Children tend to maintain later sleep and wake times when they don’t have to go to school the next morning. This trend is even more pronounced in adolescents, who naturally have later bedtimes as they get older, even when they have to wake up early the next morning. For these reasons, you might want to adjust your children’s sleep schedules to allow them to stay up later during the summer. Still, this later bedtime should remain consistent from night-to-night and their wakeup time should become later too, to ensure they still get enough sleep.
A consistent bedtime routine can help promote a consistent sleep schedule. About an hour before bed, encourage your child to start their bedtime routine. This routine might include changing into pajamas, brushing teeth, dimming the lights, and reading a bedtime story. Older children and adolescents might not want a bedtime story, but they can read in bed or do gentle stretches to relax. Make sure they stop using devices during this time — smartphones, tablets, and TVs emit blue light that can interfere with sleep.

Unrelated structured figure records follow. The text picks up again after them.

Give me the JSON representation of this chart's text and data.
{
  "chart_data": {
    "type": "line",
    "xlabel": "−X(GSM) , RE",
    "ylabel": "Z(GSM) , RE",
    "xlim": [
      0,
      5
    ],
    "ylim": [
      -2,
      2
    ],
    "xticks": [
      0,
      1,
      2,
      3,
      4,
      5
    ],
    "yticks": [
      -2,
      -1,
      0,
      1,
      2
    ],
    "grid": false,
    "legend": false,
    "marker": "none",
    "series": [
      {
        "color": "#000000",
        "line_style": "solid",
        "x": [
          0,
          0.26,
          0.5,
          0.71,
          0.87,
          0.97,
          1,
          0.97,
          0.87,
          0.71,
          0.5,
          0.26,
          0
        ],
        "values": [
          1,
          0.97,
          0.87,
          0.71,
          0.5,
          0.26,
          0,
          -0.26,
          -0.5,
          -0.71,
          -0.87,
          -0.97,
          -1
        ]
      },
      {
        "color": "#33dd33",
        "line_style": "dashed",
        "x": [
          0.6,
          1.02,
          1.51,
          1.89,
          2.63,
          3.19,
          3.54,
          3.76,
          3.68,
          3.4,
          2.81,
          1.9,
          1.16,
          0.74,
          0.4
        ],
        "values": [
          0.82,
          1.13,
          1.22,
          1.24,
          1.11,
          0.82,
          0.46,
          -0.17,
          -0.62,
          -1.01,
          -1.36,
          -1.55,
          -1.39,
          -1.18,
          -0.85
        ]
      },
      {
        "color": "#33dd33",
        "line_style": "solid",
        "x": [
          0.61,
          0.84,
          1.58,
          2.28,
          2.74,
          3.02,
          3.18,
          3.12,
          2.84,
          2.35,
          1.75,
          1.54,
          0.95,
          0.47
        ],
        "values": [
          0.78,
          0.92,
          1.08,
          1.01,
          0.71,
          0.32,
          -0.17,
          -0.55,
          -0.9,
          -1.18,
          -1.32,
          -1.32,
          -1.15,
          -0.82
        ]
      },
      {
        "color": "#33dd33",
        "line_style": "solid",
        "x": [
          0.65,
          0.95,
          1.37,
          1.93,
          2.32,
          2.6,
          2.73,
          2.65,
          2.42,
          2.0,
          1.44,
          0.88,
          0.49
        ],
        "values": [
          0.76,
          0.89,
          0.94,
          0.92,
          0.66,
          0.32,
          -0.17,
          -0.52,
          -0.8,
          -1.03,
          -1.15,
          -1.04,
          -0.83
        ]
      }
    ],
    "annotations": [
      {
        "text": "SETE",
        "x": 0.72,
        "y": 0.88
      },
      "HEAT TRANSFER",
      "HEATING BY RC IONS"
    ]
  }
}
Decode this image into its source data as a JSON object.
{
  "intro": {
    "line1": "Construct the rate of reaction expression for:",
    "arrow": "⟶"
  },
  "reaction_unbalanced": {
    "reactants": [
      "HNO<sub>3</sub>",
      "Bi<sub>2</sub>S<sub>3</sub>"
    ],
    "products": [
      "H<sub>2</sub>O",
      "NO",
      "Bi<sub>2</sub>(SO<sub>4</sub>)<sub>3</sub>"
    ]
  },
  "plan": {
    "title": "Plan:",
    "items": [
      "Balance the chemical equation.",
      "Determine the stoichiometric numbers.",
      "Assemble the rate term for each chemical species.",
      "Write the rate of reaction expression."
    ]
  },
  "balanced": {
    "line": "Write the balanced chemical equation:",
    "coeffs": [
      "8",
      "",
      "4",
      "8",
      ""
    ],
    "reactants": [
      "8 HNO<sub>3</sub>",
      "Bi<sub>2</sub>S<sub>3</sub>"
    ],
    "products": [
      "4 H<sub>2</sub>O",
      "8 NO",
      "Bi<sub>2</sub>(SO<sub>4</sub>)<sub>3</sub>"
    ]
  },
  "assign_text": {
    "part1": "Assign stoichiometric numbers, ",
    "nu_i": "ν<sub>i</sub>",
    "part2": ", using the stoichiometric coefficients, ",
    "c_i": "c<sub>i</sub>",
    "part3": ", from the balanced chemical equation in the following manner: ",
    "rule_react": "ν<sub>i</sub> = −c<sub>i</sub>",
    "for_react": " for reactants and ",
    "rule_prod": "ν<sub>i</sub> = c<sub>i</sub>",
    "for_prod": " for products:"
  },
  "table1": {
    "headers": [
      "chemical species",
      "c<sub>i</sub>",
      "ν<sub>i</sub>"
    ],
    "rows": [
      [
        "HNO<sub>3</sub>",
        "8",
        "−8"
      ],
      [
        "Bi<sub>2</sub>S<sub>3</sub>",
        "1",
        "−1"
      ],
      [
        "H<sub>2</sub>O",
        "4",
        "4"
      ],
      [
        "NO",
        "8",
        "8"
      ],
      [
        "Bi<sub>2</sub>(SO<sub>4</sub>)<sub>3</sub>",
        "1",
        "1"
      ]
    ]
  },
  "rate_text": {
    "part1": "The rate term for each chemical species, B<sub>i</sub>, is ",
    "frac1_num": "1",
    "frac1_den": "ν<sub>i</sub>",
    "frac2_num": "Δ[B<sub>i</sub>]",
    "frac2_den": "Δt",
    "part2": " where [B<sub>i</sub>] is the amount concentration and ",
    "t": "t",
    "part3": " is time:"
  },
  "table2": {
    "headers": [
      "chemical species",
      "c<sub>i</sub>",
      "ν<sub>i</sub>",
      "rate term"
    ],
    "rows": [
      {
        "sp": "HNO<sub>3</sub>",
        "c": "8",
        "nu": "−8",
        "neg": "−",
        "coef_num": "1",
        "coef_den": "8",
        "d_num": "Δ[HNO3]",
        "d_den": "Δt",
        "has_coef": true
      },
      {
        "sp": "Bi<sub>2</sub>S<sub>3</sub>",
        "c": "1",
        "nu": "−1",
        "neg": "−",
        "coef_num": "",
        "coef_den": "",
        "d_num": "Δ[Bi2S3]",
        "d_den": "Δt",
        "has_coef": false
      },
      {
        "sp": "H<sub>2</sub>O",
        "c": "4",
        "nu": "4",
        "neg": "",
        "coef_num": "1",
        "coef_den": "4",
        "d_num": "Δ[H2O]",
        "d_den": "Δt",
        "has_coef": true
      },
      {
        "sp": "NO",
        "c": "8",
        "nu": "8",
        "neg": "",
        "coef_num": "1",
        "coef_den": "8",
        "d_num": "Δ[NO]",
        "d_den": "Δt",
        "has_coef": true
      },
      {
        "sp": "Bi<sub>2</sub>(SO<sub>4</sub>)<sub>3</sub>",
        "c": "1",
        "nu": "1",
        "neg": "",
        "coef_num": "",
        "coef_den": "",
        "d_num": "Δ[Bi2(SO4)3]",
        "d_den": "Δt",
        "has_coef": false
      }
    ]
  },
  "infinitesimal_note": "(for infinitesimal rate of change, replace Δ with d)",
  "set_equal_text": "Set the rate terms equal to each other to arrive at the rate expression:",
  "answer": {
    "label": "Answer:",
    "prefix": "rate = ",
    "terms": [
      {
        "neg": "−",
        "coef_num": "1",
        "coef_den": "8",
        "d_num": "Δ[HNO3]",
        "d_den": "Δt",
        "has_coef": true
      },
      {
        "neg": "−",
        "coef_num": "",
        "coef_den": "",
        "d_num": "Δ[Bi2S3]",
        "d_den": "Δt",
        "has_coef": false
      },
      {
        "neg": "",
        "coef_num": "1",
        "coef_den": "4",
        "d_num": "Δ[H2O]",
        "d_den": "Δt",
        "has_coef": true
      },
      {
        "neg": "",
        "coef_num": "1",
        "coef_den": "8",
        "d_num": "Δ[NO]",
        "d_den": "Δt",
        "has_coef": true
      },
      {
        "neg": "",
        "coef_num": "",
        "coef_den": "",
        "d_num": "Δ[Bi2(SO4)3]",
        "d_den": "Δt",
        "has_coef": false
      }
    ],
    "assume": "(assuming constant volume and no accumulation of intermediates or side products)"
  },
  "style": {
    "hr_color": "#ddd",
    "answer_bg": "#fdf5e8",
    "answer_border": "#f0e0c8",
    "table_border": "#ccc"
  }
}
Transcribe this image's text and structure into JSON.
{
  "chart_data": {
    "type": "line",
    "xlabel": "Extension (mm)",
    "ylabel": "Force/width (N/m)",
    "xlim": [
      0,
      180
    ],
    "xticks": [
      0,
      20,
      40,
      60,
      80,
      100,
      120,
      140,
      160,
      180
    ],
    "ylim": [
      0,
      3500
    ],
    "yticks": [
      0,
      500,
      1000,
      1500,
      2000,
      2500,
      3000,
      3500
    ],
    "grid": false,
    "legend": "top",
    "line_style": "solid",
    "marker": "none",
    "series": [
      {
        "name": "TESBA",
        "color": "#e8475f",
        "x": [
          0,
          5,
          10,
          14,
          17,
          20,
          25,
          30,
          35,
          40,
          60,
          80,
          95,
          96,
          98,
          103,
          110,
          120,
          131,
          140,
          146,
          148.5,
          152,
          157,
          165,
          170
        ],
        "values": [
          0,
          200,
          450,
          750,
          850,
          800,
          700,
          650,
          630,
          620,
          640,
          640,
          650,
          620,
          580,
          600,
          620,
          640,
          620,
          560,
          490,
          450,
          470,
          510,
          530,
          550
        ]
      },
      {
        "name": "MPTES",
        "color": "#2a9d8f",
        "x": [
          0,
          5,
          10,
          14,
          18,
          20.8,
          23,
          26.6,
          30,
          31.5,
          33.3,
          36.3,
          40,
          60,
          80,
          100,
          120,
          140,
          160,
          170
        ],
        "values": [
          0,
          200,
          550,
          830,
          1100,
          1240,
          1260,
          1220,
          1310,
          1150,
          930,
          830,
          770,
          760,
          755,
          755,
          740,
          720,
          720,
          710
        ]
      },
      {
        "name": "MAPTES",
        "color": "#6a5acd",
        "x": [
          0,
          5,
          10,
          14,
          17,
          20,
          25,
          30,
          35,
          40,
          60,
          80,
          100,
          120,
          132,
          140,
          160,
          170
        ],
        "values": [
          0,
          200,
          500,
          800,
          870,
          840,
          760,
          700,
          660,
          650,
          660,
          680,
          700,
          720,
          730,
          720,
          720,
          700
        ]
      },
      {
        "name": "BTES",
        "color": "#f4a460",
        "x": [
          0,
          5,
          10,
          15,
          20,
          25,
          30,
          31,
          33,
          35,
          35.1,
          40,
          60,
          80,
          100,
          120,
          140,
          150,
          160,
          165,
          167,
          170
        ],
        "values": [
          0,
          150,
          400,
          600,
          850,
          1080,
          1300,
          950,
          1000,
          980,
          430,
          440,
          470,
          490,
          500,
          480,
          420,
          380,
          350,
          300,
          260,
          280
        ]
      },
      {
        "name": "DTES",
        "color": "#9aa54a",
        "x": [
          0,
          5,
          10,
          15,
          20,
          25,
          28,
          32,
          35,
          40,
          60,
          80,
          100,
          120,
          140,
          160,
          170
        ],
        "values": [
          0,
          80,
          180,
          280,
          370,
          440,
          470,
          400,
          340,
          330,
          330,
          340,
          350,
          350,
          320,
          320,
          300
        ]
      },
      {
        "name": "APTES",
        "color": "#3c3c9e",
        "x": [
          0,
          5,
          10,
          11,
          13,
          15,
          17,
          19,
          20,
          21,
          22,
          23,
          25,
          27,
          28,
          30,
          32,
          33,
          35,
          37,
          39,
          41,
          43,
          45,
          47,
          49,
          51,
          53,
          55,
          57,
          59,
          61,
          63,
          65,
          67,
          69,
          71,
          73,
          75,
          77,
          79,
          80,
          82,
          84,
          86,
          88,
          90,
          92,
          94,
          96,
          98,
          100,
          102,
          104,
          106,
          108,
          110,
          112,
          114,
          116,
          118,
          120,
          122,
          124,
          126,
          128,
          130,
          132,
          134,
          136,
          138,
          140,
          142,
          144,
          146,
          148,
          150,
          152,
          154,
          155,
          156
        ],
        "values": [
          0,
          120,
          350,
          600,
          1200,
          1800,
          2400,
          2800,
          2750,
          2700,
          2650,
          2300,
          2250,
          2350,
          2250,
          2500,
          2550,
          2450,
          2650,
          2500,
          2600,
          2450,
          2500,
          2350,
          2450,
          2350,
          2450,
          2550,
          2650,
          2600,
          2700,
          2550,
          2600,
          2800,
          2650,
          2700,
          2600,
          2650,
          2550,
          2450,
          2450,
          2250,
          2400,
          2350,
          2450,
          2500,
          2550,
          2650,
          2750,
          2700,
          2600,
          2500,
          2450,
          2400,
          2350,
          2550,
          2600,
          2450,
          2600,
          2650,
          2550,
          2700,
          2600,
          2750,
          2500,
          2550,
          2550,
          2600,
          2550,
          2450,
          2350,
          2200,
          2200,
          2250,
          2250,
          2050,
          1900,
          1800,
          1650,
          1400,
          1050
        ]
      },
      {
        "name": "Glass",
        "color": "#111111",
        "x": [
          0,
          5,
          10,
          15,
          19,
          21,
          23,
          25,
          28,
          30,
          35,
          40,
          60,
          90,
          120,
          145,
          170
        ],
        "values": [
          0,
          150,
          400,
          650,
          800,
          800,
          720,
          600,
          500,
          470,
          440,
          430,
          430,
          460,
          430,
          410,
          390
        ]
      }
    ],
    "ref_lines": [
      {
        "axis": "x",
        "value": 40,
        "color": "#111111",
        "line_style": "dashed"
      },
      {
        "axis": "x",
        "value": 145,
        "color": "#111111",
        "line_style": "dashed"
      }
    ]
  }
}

Though summer brings more unstructured time than other times of the year, it is important to maintain some of the same habits, as daytime behavior affects how well people of all ages sleep at night. For example, the more physically active children are during the day, the more quickly they fall asleep at night. Although dietary factors need further study to provide conclusive information, it appears healthier diets likely promote better sleep. Encourage your kids to engage in physical play or exercise daily, as well as eat healthy foods like fruits, vegetables, and whole grains.
An important part of summertime sleep hygiene is adjusting bedroom conditions to fit the season. In many locations, summer months are sunnier and hotter. To keep sunshine from waking your child up too early in the morning, consider investing in blackout curtains. These curtains keep any light from coming in. If those aren’t feasible, an eye mask is another option for blocking out potentially disruptive light. Also, with longer days, consider transitioning inside, out of daylight, in the hour before bed. This will cue your body that it’s time to prepare for sleep.
Turning on a fan or the AC could also help create ideal summer sleep conditions for your kids and teens. When the temperature is too hot, people tend to experience more sleep disruptions. If you’re worried about making the room too cold, make sure your kids have bedding they can use or remove to regulate body temperature during the night.
If you have a family vacation planned, or if you’re sending the kids off to summer camp, take efforts to make sure travel doesn’t negatively impact sleep. Let your kids bring their own pillows and blankets, if possible. These can provide emotional comfort, and also make flying or riding in a car more physically comfortable and suitable for sleeping.
If your kids will be flying into another time zone, there are steps you can take to help them limit the effects of jet lag. Consider adjusting their bedtimes a little in the days leading up to the trip, so they start becoming accustomed to staying up later or going to bed earlier, whichever they will do in the destination time zone. Once you’ve arrived, make sure they eat meals on the new time zone’s schedule, even if they’re still hungry on the old schedule. Finally, have them spend time outdoors during sunny hours, which will help acclimate the circadian rhythm to the new location’s schedule.
The disruption of summer break doesn’t only carry the risk of negatively affecting your children’s sleep during summer — it could also impact the beginning of the next school year. To avoid this, begin preparing for the new school year a week or two in advance. If your kids have been staying up and sleeping in later, begin adjusting their bedtimes gradually. That way, by the time the first day of school arrives, they should have no problem falling asleep on time and can enjoy the first day well-rested.